## The Monty Hall Problem

The Monty Hall problem is a puzzle loosely based on the TV game show *Let's Make a Deal* and seems to be counterintuitive for many people.  The problem setup is straightforward enough:  Suppose you are a contestant in a game show, and the host Monty Hall shows you 3 doors.  One of the doors has a prize behind it and the other 2 doors have goats behind them.  Monty tells you to pick a door.  After you've picked a door, Monty does something gnarly:  He opens one of the 2 remaining doors and reveals a goat.  Then he asks you if you want to switch doors or stick with your remaining choice.  Obviously we are assuming that you would rather have the prize and not the goat.  The question is:  Should you switch or not?

Many people think that it doesn't matter whether you switch or not, and they reason that there should be an equal probability ($\,=\frac{1}{2}$) that the prize is behind the door you chose versus the door that Monty Hall didn't open.  In fact, the optimal solution is to always switch doors.  Switching doors give you a $\frac{2}{3}$ probability of getting the prize, while not switching gives you a $\frac{1}{3}$ probability.  This tends to surprise people.  I think one of the reasons for this is that people misunderstand conditional probability, but there also seem to be deeper psychological reasons.
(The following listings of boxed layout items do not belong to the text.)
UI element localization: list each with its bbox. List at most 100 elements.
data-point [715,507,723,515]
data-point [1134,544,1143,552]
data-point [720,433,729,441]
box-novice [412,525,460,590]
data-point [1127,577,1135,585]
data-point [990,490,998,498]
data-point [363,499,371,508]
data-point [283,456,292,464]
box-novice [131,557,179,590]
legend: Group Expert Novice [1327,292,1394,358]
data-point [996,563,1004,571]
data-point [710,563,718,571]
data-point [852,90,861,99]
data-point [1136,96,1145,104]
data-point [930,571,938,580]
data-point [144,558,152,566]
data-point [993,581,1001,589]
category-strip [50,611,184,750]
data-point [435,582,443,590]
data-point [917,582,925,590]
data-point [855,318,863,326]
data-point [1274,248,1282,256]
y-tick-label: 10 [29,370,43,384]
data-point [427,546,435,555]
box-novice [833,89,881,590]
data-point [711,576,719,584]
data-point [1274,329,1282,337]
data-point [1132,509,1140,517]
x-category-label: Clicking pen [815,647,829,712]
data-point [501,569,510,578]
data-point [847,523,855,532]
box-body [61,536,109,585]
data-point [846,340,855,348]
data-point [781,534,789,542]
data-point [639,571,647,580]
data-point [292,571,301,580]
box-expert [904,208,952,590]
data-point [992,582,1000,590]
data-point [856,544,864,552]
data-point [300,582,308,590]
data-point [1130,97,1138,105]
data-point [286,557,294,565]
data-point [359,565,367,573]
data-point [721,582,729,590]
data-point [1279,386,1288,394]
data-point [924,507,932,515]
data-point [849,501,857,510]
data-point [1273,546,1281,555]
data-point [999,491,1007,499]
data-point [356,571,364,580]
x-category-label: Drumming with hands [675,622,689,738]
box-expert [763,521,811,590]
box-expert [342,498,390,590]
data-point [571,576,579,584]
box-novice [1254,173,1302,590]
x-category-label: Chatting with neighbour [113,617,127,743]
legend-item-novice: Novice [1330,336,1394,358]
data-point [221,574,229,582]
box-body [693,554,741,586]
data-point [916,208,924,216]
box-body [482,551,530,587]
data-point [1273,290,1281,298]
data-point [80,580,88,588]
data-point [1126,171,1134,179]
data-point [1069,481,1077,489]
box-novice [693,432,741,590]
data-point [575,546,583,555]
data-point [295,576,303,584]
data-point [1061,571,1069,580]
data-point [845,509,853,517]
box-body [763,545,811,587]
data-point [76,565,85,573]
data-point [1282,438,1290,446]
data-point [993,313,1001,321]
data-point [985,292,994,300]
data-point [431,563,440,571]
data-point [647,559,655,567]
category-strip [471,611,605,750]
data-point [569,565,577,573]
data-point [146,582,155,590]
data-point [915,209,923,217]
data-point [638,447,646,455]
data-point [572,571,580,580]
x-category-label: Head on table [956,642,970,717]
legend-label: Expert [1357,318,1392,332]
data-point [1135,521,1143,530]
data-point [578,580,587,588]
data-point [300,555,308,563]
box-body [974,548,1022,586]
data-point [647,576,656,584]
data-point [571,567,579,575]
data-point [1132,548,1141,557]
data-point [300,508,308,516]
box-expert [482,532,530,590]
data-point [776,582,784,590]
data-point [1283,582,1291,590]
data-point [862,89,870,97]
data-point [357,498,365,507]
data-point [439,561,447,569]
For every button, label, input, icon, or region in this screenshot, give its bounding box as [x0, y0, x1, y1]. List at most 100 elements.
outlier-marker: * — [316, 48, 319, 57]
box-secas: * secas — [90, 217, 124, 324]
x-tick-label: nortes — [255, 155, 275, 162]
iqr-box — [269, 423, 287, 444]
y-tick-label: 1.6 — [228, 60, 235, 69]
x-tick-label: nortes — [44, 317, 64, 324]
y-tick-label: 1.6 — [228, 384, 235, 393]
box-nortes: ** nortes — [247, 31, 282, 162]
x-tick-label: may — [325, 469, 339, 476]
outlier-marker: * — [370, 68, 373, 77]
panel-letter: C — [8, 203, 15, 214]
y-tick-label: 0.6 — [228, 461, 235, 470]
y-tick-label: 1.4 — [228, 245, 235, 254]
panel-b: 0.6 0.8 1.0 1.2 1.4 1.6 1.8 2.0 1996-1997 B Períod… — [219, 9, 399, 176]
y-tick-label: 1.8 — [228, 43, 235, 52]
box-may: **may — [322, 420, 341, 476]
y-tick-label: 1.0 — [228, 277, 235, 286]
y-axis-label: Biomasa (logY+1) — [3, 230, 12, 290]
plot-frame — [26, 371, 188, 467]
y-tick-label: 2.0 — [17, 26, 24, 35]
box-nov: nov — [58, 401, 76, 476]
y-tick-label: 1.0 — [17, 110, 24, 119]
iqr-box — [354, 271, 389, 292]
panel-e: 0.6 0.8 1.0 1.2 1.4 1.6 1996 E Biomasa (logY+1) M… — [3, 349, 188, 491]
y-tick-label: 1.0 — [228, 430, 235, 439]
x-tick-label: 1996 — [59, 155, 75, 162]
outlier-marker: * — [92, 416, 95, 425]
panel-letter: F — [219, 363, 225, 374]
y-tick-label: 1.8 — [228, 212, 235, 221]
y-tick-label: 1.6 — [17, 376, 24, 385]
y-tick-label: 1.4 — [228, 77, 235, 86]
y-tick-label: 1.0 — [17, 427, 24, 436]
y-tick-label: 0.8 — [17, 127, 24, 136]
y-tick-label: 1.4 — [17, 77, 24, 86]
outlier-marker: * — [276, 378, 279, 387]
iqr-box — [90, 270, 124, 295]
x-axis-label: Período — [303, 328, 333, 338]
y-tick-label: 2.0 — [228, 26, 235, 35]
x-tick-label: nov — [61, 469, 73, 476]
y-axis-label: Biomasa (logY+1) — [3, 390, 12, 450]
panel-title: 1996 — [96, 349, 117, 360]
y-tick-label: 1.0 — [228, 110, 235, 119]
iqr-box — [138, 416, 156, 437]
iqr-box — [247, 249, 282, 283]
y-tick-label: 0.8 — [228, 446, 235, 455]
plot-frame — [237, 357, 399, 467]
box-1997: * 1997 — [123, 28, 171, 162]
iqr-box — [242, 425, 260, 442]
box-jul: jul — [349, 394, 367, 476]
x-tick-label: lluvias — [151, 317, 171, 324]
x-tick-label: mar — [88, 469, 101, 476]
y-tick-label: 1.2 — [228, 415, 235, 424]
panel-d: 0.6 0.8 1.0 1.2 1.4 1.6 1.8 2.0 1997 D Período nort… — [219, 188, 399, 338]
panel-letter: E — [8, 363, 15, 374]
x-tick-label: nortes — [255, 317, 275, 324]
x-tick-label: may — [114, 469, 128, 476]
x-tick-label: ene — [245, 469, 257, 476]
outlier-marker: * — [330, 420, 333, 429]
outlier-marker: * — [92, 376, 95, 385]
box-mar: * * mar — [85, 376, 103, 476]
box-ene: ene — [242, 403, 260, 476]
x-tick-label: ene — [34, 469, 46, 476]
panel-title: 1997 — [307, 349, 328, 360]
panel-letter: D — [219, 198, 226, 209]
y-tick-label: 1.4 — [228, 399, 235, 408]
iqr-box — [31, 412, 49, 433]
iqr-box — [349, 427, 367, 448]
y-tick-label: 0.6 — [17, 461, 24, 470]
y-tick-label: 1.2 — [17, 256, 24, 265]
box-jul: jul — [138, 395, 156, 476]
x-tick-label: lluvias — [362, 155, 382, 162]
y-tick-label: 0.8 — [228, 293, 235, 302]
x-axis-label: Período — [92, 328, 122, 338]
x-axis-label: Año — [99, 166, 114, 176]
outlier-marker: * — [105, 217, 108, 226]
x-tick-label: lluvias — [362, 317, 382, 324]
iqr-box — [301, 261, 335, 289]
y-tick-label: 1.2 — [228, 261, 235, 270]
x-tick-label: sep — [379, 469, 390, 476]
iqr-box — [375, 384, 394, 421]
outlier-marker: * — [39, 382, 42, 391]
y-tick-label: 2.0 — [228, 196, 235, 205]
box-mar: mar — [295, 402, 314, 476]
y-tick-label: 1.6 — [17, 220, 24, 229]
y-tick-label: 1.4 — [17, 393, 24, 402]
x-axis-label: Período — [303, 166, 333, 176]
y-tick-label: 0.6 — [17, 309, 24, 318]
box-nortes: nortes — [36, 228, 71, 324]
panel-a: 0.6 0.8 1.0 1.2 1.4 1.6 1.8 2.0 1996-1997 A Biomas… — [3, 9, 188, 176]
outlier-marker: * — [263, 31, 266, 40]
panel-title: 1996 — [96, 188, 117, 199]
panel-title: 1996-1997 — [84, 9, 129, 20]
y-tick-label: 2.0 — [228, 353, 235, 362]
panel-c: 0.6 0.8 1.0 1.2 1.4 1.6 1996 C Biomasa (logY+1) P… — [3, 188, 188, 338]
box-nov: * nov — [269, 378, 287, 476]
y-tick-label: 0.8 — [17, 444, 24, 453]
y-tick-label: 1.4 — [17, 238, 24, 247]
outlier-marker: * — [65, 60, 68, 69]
In fact, this is a problem that cognitive psychologists like to study.  

My purpose here is not to get into the psychology of the Monty Hall problem, but I want to code up the problem using Python and then simulate lots and lots of Monty Hall games (say, 100000 games).  By this we can estimate the true probability of winning the prize by always switching and we will see that the proportion of wins will be very close to $\frac{2}{3}$ with the switching strategy and $\frac{1}{3}$ otherwise.

After running the simulation, I want to give a proof of the Monty Hall problem using a bit of probability theory.

### 1. The logical explanation

First let's give a relatively simple explanation why the optimal strategy in the Monty Hall problem is always switching.

In [1]:
import numpy as np
import random

In [2]:
def prizedoor(n):
    '''Given a positive integer n, return a random array of length n
    where each entry is either 0, 1, or 2 representing a hidden 
    prize behind door 0, 1, or 2.  Run n simulations of the prizedoor.'''
    
    return np.random.randint(3, size = n)

def initial_guess(n):
    '''This function also returns a random array of length n consisting
    of 0s, 1s, and 2s representing n simulations of contestants guessing
    a door randomly.'''
    
    return np.random.randint(3, size = n)

print( prizedoor(5), initial_guess(5) )

[0 1 0 1 0] [2 2 2 0 2]


Goat door

In [3]:
def goatdoor(prizedoors, guesses):
    '''This function simulates opening a "goat door" for each prize door
    and each guess.  The goat door should not be the prize door and should 
    be different from the contestant's guess.'''
    
    goatdoors = []
    for pair in zip(prizedoors, guesses):
        if pair[0] == pair[1]:
            other_doors = [ d for d in [0,1,2] if d != pair[0] ]
            goatdoors.append( random.choice(other_doors) )
        else:
            other_door = [ d for d in [0,1,2] if d not in (pair[0], pair[1]) ]
            goatdoors.append( other_door[0] )
        
    return np.array(goatdoors)

Switch guess

In [4]:
def switch_guess(guesses, goatdoors):
    '''This function implements the strategy of always switching
    a guess after a goat door is opened.'''
    
    switches = []
    for pair in zip(guesses, goatdoors):
        switch_door = [ d for d in [0,1,2] if d not in (pair[0], pair[1]) ]
        switches.append( switch_door[0] )
        
    return np.array(switches)
    

Now let's simulate the game both with the strategy of switching and without the strategy of switching

In [5]:
def run_monty(n, switch=True):
    '''Simulate n Monty Hall games.  The default value of switch
    represents the contestants always switching their initial guess.
    Set switch=False to simulate the contestants not switching.'''
    
    prizedoors = prizedoor(n)
    guesses = initial_guess(n)
    goatdoors = goatdoor(prizedoors, guesses)
    if switch:
        contestantdoors = switch_guess(guesses, goatdoors)
    else:
        contestantdoors = guesses
        
    wins = 0
    for pair in zip(prizedoors, contestantdoors):
        if pair[0] == pair[1]:
            wins += 1
            
    # print the relevant stats
    print('Number of games: ', n)
    print('Number of wins:  ', wins)
    print('Win Percentage:   %.2f% %' % round(100 * wins / n, 2) )

run_monty(100000, switch=True)
print()
run_monty(100000, switch=False)

Number of games:  100000
Number of wins:   66601
Win Percentage:   66.60%

Number of games:  100000
Number of wins:   33505
Win Percentage:   33.51%